Mais les contributions de Jean-Louis Le Mouël ont parfois largement dépassé le cadre de l’électromagnétisme. Avec Claude Allègre, il contribue par exemple à introduire la physique non-linéaire en géosciences. Leur étude de 1982 sur les lois d’échelle dans la fracturation des roches a ainsi contribué à l’émergence de toute une discipline cherchant à décrire les tremblements de terre comme un phénomène critique auto-organisé, suscitant un regain d’intérêt pour l’analyse de la distribution en taille des séismes (loi de Gutenberg-Richter). De nombreuses études ont également suivi avec les géophysiciens et mathématiciens russes du MITPAN à Moscou, dans le cadre d’une coopération généreuse qu’il avait mise en place avec Claude Allègre et Vincent Courtillot dans les années 1990, permettant à ces chercheurs de bénéficier d’un programme d’invitations prolongées à une époque où la recherche était en grande difficulté en Russie. Avec Jean-Paul Poirier et leurs étudiants, il a également mené des travaux sur la nature de la frontière noyau manteau et publié en 1997 et 2001 deux articles de référence sur le refroidissement du noyau et l’âge de la graine. Enfin, avec Fernand Lopes et Vincent Courtillot, et jusqu’à tout récemment, il s’est attaché à identifier et caractériser l’influence du Soleil sur de nombreux paramètres géophysiques, exercice particulièrement délicat s’il en est.
Jean-Louis Le Mouël était un scientifique mondialement reconnu, et son héritage est considérable. Au-delà de son œuvre scientifique et de son rôle majeur dans le développement de l’IPGP, il a été l’un des fondateurs du réseau d’observatoires magnétiques INTERMAGNET et du comité SEDI (Study of the Earth’s Deep Interior, qu’il a présidé) de l’UGGI (Union Géodésique et Géophysique Internationale). Il a été lauréat de très nombreux prix nationaux et internationaux, parmi lesquels : médaille d’argent du CNRS (1985), Fellow puis Médaille Fleming de l’American Geophysical Union (1991, 1997), Médaille Petrus Peregrinus de l’European Geosciences Union (2005), Prix Shen Kuo de l’Association Internationale de Géomagnétisme et d’Aéronomie (2013).
Jean-Louis Le Mouël était membre de l’Académie des Sciences, du Bureau des Longitudes (Président de 1997 à 1999), de l’Academia Europaea, de la Société Géologique de France (Président en 1992) et de la Société Philomathique de Paris. Il était également officier dans l’ordre de la légion d’honneur, l’ordre national du mérite et l’ordre des palmes académiques.

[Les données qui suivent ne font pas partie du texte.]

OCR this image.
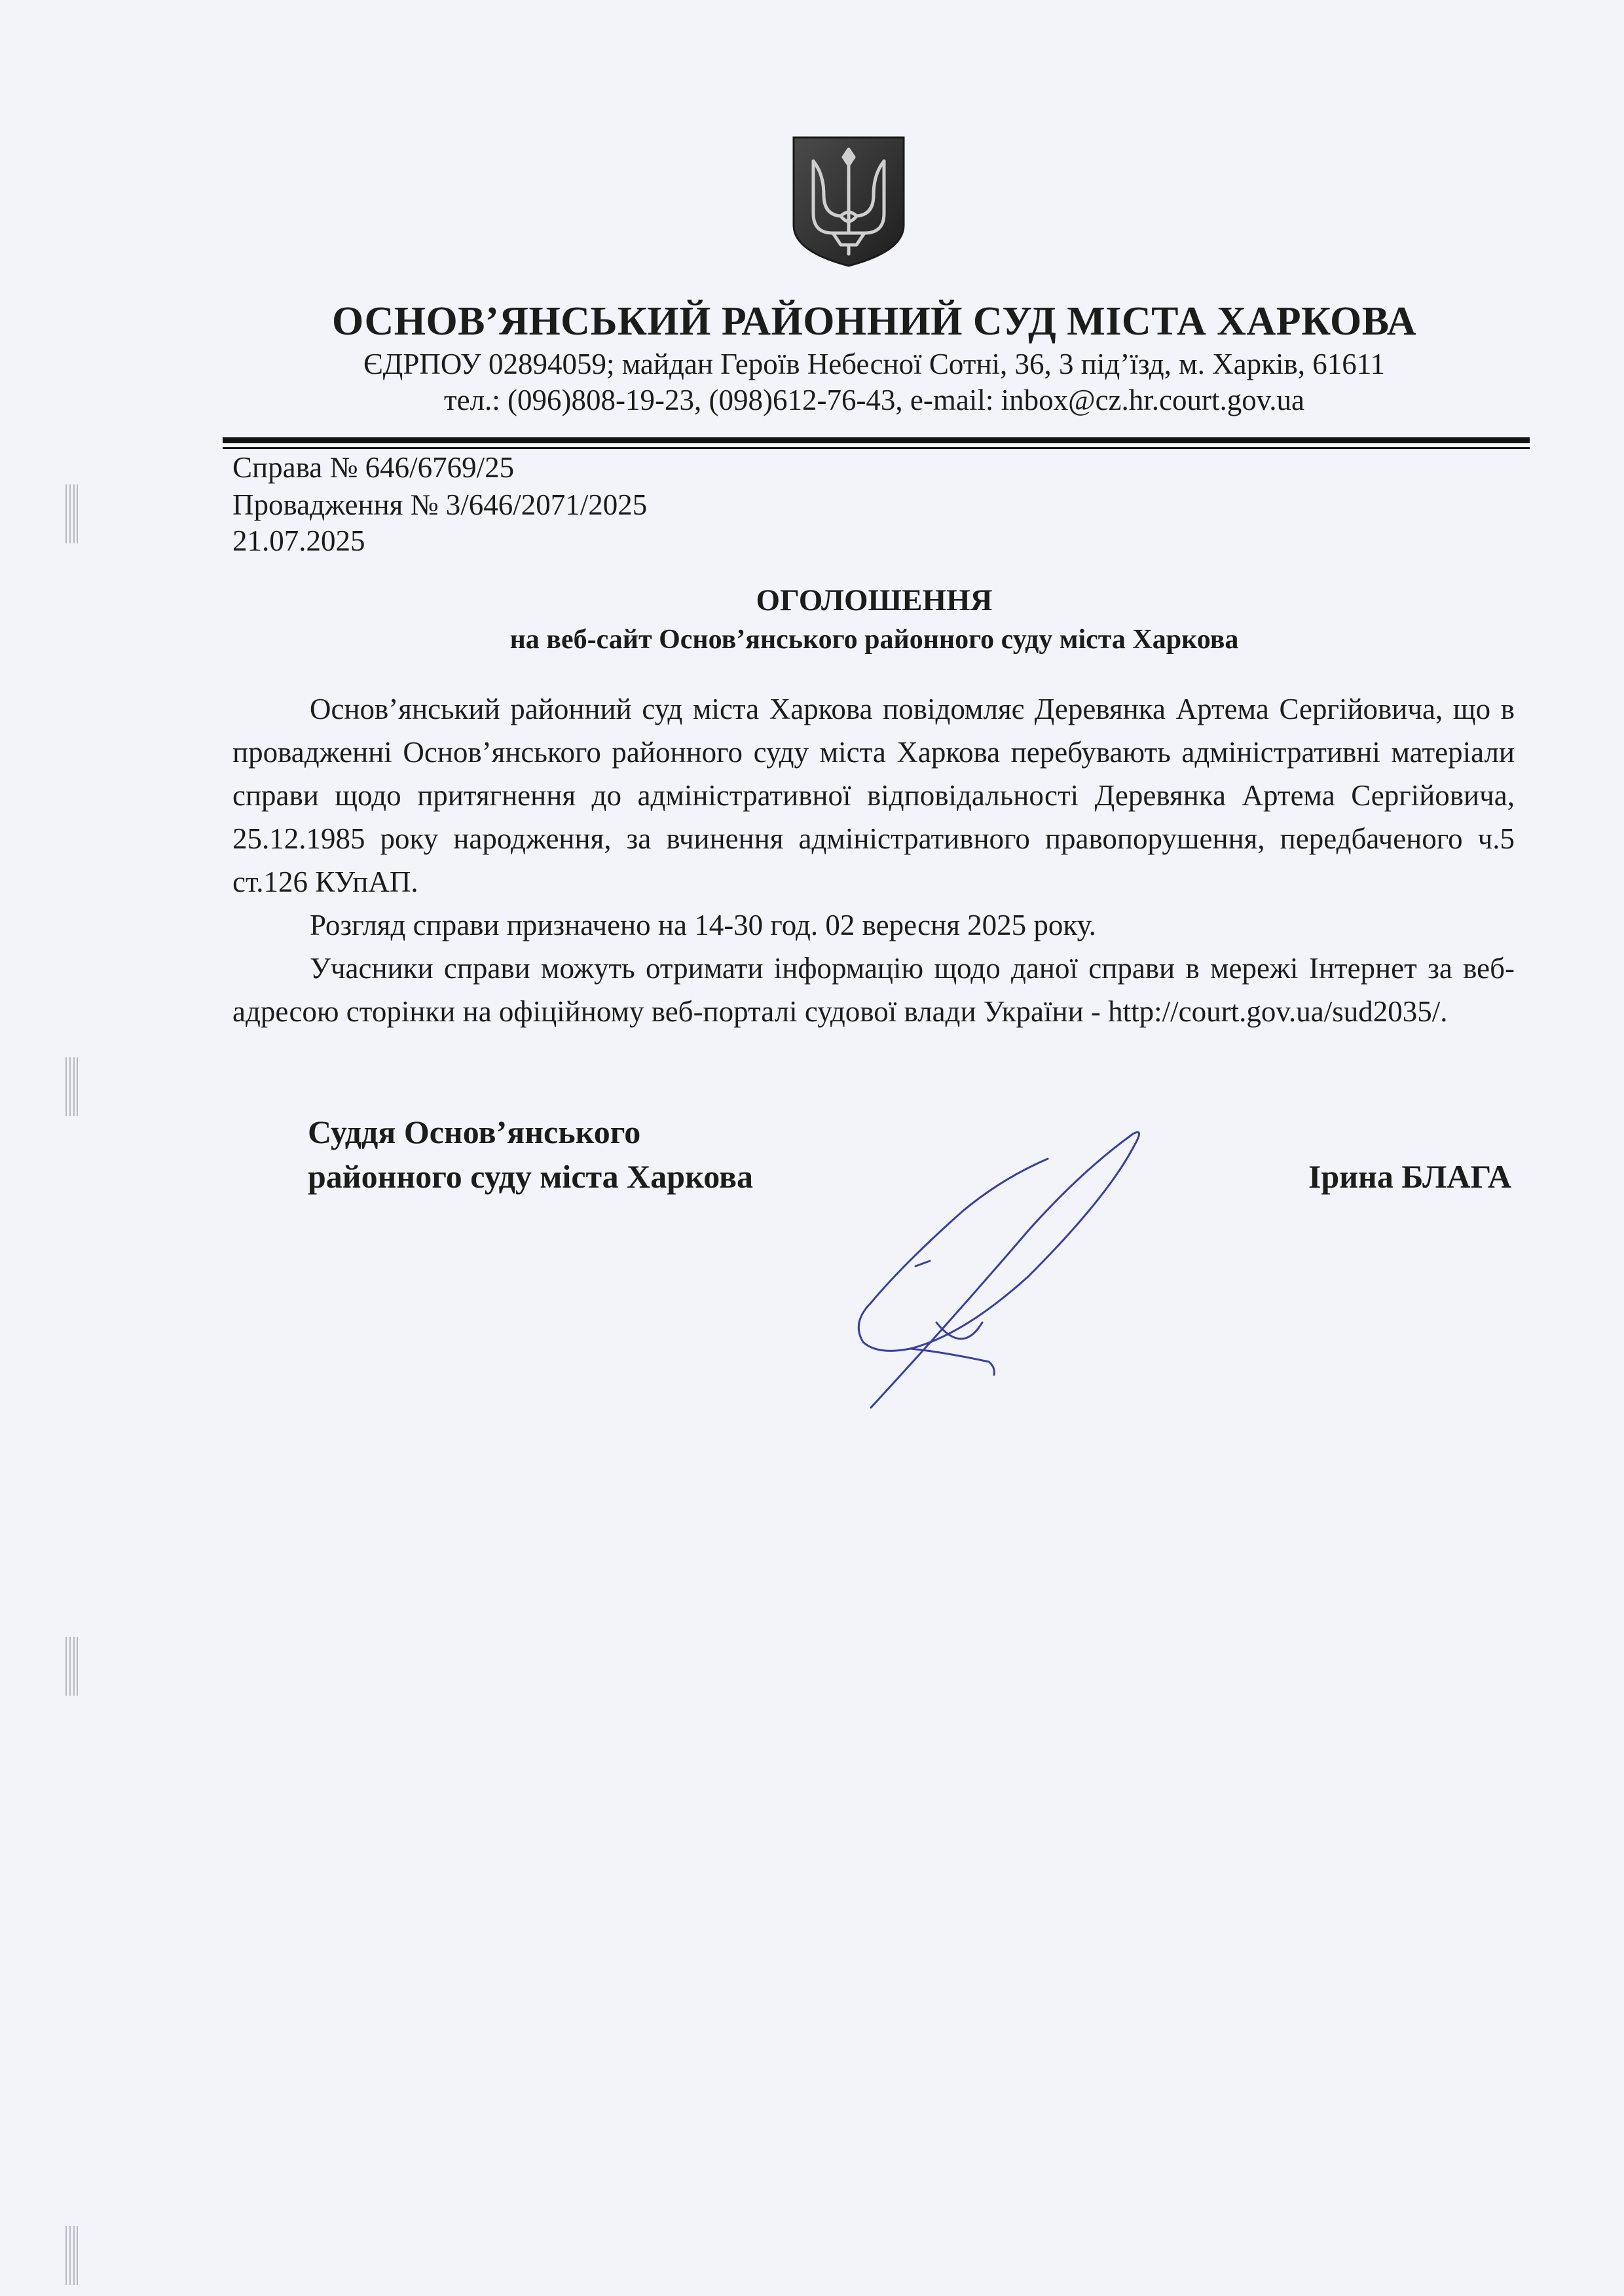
ОСНОВ’ЯНСЬКИЙ РАЙОННИЙ СУД МІСТА ХАРКОВА
ЄДРПОУ 02894059; майдан Героїв Небесної Сотні, 36, 3 під’їзд, м. Харків, 61611
тел.: (096)808-19-23, (098)612-76-43, e-mail: inbox@cz.hr.court.gov.ua
Справа № 646/6769/25
Провадження № 3/646/2071/2025
21.07.2025
ОГОЛОШЕННЯ
на веб-сайт Основ’янського районного суду міста Харкова

Основ’янський районний суд міста Харкова повідомляє Деревянка Артема Сергійовича, що в провадженні Основ’янського районного суду міста Харкова перебувають адміністративні матеріали справи щодо притягнення до адміністративної відповідальності Деревянка Артема Сергійовича, 25.12.1985 року народження, за вчинення адміністративного правопорушення, передбаченого ч.5 ст.126 КУпАП.

Розгляд справи призначено на 14-30 год. 02 вересня 2025 року.

Учасники справи можуть отримати інформацію щодо даної справи в мережі Інтернет за веб-адресою сторінки на офіційному веб-порталі судової влади України - http://court.gov.ua/sud2035/.

Суддя Основ’янського
районного суду міста Харкова	Ірина БЛАГА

Jean-Louis Le Mouël était enfin, et surtout, un mentor hors pair, qui a formé, encouragé et soutenu plusieurs générations de chercheuses et chercheurs, qui lui en sont profondément reconnaissants.
Gauthier Hulot, Dominique Jault, Mioara Mandea et Clément Narteau, au nom de tous ses anciens étudiantes, étudiants et collègues.